Technology companies and many digital security experts have said that the FBI’s attempts to require that devices allow investigators a way to access a criminal suspect’s cellphone would harm internet security and empower malicious hackers. U.S. lawmakers, meanwhile, have expressed little interest in pursuing legislation to require companies to create products whose contents are accessible to authorities who obtain a warrant.
Wray’s comments at the International Conference on Cyber Security were his most extensive yet as FBI director about the so-called Going Dark problem, which his agency and local law enforcement authorities for years have said bedevils countless investigations. Wray took over as FBI chief in August.
The FBI supports strong encryption and information security broadly, Wray said, but described the current status quo as untenable.

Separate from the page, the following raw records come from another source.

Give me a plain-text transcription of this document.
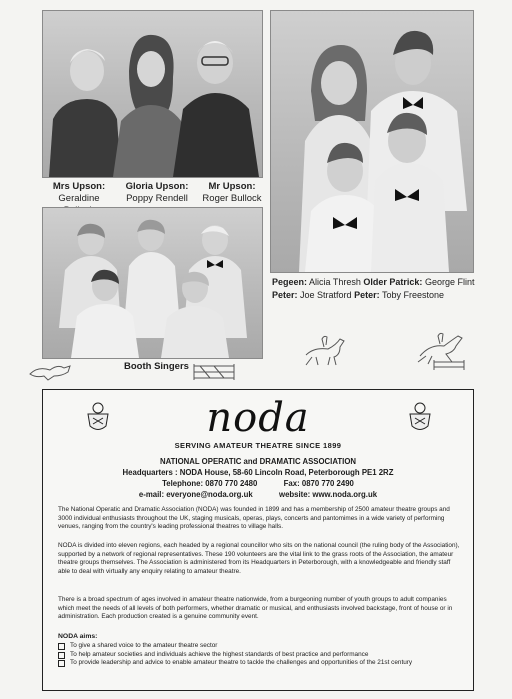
Mrs Upson:
Geraldine
Gloria Upson:
Poppy Rendell
Mr Upson:
Roger Bullock
Pegeen: Alicia Thresh Older Patrick: George Flint
Peter: Joe Stratford Peter: Toby Freestone
Booth Singers
noda
SERVING AMATEUR THEATRE SINCE 1899
NATIONAL OPERATIC and DRAMATIC ASSOCIATION
Headquarters : NODA House, 58-60 Lincoln Road, Peterborough PE1 2RZ
Telephone: 0870 770 2480	Fax: 0870 770 2490
e-mail: everyone@noda.org.uk	website: www.noda.org.uk
The National Operatic and Dramatic Association (NODA) was founded in 1899 and has a membership of 2500 amateur theatre groups and 3000 individual enthusiasts throughout the UK, staging musicals, operas, plays, concerts and pantomimes in a wide variety of performing venues, ranging from the country's leading professional theatres to village halls.
NODA is divided into eleven regions, each headed by a regional councillor who sits on the national council (the ruling body of the Association), supported by a network of regional representatives. These 190 volunteers are the vital link to the grass roots of the Association, the amateur theatre groups themselves. The Association is administered from its Headquarters in Peterborough, with a knowledgeable and friendly staff able to deal with virtually any enquiry relating to amateur theatre.
There is a broad spectrum of ages involved in amateur theatre nationwide, from a burgeoning number of youth groups to adult companies which meet the needs of all levels of both performers, whether dramatic or musical, and enthusiasts involved backstage, front of house or in administration. Each production created is a genuine community event.
NODA aims:
To give a shared voice to the amateur theatre sector
To help amateur societies and individuals achieve the highest standards of best practice and performance
To provide leadership and advice to enable amateur theatre to tackle the challenges and opportunities of the 21st century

“We face an enormous and increasing number of cases that rely heavily, if not exclusively, on electronic evidence,” Wray told an audience of FBI agents, international law enforcement representatives and private sector cyber professionals. A solution requires “significant innovation,” Wray said, “but I just do not buy the claim that it is impossible.”
Wray’s remarks echoed those of his predecessor, James Comey, who before being fired by President Donald Trump in May frequently spoke about the dangers of unbreakable encryption.
Tech companies and many cyber security experts have said that any measure ensuring that law enforcement authorities are able to access data from encrypted products would weaken cyber security for everyone.
U.S. officials have said that default encryption settings on cellphones and other devices hinder their ability to collect evidence needed to pursue criminals.
The matter came to a head in 2016 when the Justice Department tried unsuccessfully to force Apple Inc to break into an iPhone used by a gunman during a mass shooting in San Bernardino, California.
The Trump administration at times has taken a tougher stance on the issue than former President Barack Obama’s administration. U.S. Deputy Attorney General Rod Rosenstein in October chastised technology companies for building strongly encrypted products, suggesting Silicon Valley is more willing to comply with foreign government demands for data than those made by their home country.